Offshore Tax Shelters
Offshore tax shelter promoters claim that taxpayers will receive significant tax benefits and asset protection by establishing entities in the "tax havens" of the world. These shady promoters encourage unsuspecting individuals to assign income to offshore corporations or bank accounts in the Caribbean and other countries. The offshore money is retrieved by use of financial instruments, such as offshore credit and check cards, to avoid paying taxes. Unfortunately, many of these shelters are schemes that financially benefit the promoters, resulting in disastrous consequences, including huge civil, monetary, and criminal penalties.
We have experience representing and advising individuals before the Internal Revenue Service and State, involved in offshore tax shelters. We can potentially mitigate exposure to criminal or civil penalties arising from involvement in an offshore scheme. We also advise taxpayers regarding potential liability in any offshore transaction.
Since these practice groups overlap in a number of areas, you may wish to read about our Offshore Tax Compliance Practice Group, and blog, for more information,
Bank Secrecy Act
Passed in 1970, the Bank Secrecy Act (“BSA”) was the first set of laws specifically designed to combat money laundering. In fact, it is sometimes referred to as the “Anti-Money Laundering Law (“AML”)” or “BSA/AML.” The BSA has been amended over the years by the addition of other anti-money laundering laws such as the Patriot Act. The BSA requires business and financial institutions to keep records and/or file reports of certain transactions and activity. The records and reports are especially useful to government and law enforcement activities in detecting money laundering, tax evasion, terrorism and other criminal activities.
As a practical matter, the government knows everything that an individual does with a bank. The government requires banks to have sophisticated computer programs, which are monitored by experienced, knowledgeable professionals looking for any irregularity; whether the irregularity occurs in one branch of a bank, or different branches of a bank, or by multiple banks. Any illegal attempt will result in the bank reporting you and your transactions to the government, which can prosecute you for felony charges resulting in years of imprisonment and large monetary penalties.
Bank Reporting Requirements
The BSA institutes reporting and recording requirements for banks and other financial institutions in addition to mandates for reports or records from individuals and businesses. Every currency deposit, withdrawal, exchange, payment or transfer involving more than $10,000 must be reported on a Currency Transaction Report (“CTR”). While there are certain exemptions, such as transactions between banks, governmental agencies or entities on the NYSE, etc., the financial institution is still required to file a designation of exemption.

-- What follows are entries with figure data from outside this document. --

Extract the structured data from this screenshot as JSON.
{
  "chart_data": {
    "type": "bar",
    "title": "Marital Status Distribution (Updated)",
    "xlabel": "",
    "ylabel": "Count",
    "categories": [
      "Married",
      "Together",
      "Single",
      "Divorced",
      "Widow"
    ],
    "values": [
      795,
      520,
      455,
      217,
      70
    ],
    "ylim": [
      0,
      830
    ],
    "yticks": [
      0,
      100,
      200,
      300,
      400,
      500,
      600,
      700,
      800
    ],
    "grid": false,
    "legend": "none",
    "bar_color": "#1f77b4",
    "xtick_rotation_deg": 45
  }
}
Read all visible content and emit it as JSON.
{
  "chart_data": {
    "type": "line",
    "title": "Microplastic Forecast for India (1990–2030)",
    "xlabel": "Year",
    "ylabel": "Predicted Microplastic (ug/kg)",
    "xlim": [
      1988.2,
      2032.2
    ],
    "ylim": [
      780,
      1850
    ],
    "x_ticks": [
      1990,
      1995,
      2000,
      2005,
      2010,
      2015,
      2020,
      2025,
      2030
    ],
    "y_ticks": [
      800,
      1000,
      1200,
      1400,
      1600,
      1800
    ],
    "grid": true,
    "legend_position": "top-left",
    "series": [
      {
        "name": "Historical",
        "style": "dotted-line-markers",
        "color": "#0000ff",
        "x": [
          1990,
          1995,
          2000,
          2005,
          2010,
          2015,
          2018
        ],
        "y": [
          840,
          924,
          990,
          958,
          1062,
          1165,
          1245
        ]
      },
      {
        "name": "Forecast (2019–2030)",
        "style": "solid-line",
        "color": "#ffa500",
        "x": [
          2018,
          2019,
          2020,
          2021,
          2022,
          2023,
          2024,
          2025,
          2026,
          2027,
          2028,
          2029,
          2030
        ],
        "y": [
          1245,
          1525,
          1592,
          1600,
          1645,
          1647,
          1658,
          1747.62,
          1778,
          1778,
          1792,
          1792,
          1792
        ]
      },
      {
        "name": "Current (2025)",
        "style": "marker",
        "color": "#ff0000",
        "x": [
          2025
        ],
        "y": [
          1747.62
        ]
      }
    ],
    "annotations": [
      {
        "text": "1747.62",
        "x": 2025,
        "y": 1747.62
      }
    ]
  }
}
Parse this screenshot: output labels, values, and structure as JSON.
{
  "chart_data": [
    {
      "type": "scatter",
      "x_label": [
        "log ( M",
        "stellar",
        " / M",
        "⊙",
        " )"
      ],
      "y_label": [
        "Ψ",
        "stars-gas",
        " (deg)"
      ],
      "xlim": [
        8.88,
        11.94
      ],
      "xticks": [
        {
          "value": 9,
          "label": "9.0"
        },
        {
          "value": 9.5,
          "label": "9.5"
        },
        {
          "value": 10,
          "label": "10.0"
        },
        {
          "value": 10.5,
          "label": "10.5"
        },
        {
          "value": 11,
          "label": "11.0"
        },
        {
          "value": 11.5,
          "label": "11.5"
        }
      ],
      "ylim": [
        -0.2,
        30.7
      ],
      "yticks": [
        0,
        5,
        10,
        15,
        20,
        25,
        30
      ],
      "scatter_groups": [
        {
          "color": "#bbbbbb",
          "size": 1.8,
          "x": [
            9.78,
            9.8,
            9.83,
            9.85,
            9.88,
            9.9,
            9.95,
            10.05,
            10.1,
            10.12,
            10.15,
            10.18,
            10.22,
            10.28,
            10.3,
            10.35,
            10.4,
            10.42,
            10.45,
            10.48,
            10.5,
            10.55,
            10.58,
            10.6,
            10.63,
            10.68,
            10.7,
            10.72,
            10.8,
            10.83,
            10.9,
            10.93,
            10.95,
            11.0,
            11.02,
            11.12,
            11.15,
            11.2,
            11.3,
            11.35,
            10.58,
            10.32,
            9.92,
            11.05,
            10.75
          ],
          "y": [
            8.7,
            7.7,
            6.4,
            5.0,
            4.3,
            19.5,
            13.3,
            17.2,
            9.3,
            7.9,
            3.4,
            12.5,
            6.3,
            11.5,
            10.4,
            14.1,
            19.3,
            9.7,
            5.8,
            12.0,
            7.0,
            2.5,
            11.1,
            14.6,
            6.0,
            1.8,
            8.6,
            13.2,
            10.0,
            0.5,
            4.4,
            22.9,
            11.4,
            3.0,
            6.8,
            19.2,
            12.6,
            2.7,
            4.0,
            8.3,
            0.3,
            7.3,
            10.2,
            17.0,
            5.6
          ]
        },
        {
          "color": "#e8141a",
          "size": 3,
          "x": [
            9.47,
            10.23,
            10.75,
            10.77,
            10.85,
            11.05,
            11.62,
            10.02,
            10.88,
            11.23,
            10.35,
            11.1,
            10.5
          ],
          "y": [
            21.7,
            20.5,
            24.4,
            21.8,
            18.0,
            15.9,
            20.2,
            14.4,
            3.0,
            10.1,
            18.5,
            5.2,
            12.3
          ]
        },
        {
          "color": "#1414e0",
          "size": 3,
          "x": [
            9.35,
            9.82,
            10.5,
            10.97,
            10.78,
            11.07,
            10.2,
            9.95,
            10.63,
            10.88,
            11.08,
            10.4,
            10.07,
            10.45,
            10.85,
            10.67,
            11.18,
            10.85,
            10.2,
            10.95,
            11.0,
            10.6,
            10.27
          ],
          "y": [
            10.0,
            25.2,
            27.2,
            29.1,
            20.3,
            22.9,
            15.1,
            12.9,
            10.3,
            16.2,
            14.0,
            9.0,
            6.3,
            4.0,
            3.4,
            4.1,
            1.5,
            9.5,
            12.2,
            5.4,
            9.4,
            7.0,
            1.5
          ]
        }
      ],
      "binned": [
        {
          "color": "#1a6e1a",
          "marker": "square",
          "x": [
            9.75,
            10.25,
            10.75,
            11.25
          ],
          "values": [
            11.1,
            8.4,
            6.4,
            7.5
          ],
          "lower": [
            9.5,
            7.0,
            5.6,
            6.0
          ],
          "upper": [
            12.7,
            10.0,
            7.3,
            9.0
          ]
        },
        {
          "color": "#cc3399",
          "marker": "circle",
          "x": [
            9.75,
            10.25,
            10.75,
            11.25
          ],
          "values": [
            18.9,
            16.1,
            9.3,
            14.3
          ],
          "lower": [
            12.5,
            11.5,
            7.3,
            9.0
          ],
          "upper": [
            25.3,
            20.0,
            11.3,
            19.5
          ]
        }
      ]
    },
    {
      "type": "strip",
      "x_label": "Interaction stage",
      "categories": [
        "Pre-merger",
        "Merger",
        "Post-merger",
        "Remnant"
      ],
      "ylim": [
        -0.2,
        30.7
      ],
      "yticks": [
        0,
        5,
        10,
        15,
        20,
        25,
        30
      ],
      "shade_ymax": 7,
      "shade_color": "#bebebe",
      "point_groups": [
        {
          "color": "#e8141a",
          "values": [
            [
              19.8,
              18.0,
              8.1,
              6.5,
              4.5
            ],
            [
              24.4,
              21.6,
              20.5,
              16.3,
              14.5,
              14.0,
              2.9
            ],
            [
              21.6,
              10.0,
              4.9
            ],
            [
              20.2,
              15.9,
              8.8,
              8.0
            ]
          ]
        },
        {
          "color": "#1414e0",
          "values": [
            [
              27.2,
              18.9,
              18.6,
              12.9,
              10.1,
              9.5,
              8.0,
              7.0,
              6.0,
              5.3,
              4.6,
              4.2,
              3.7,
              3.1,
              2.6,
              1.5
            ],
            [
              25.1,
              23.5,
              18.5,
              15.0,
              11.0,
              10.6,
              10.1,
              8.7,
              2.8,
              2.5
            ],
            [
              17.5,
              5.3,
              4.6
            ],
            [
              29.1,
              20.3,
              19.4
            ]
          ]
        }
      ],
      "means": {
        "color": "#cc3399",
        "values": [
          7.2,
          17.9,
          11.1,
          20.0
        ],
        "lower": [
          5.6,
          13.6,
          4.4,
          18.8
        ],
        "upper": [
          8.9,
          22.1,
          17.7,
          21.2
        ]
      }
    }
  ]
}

Banks must report any suspicious transactions or attempted transactions. A Suspicious Activity Report (“SAR”), found here, must be filed if one or several related transactions involve $5,000 in non-face to face transactions and $2,000 in face-to-face transactions, and the bank knows or believes that the transaction:
- Involves funds from illegal activities;
- Is intended to hide or disguise funds or assets from illegal activities in order to violate or evade any federal law or regulation or to avoid a transaction reporting requirement;
- Is designed to evade the regulations created under the BSA;
- Has no business or lawful purpose or is not the kind of transaction a particular customer normally engages in and, after looking at the background, facts, and possible purpose of the transaction, the bank cannot reasonably explain it.
Penalties for failing to Report Suspicious Acts
Financial Institutions are required to file reports of suspicious activity. A $25,000 fine, or the amount of the transaction (not to exceed $100,000), whichever is greater, will be imposed upon a bank that fails to file a CTR or SAR. Negligence on the part of a bank could cause it to be fined $500 for one violation or $50,000 for a pattern of negligence. Conversely, there is no penalty for reports that are not necessary.
Privacy rights diminish as concerns grow regarding money laundering and terrorism. In 1986, as part of the Money Laundering Control Act, Congress stated that a financial institution would not be held liable for the sharing of information relating to suspicious activity. Financial institutions report a client’s name, address, social security number, driver’s license number and more to the government. Any transaction of $10,000 or more will require that a customer’s information be shared. Also, the language of the regulation may make it necessary to report totally legal transactions of $5,000 or more because the transaction is not customary for the individual. The reports are filed with the Treasury Department’s Financial Crimes Enforcement Network and, thereafter, are available to the FBI, Secret Service, Customs Service, every U.S. Attorney’s Office and several other law enforcement agencies, which can access the reports without normal evidentiary requirements.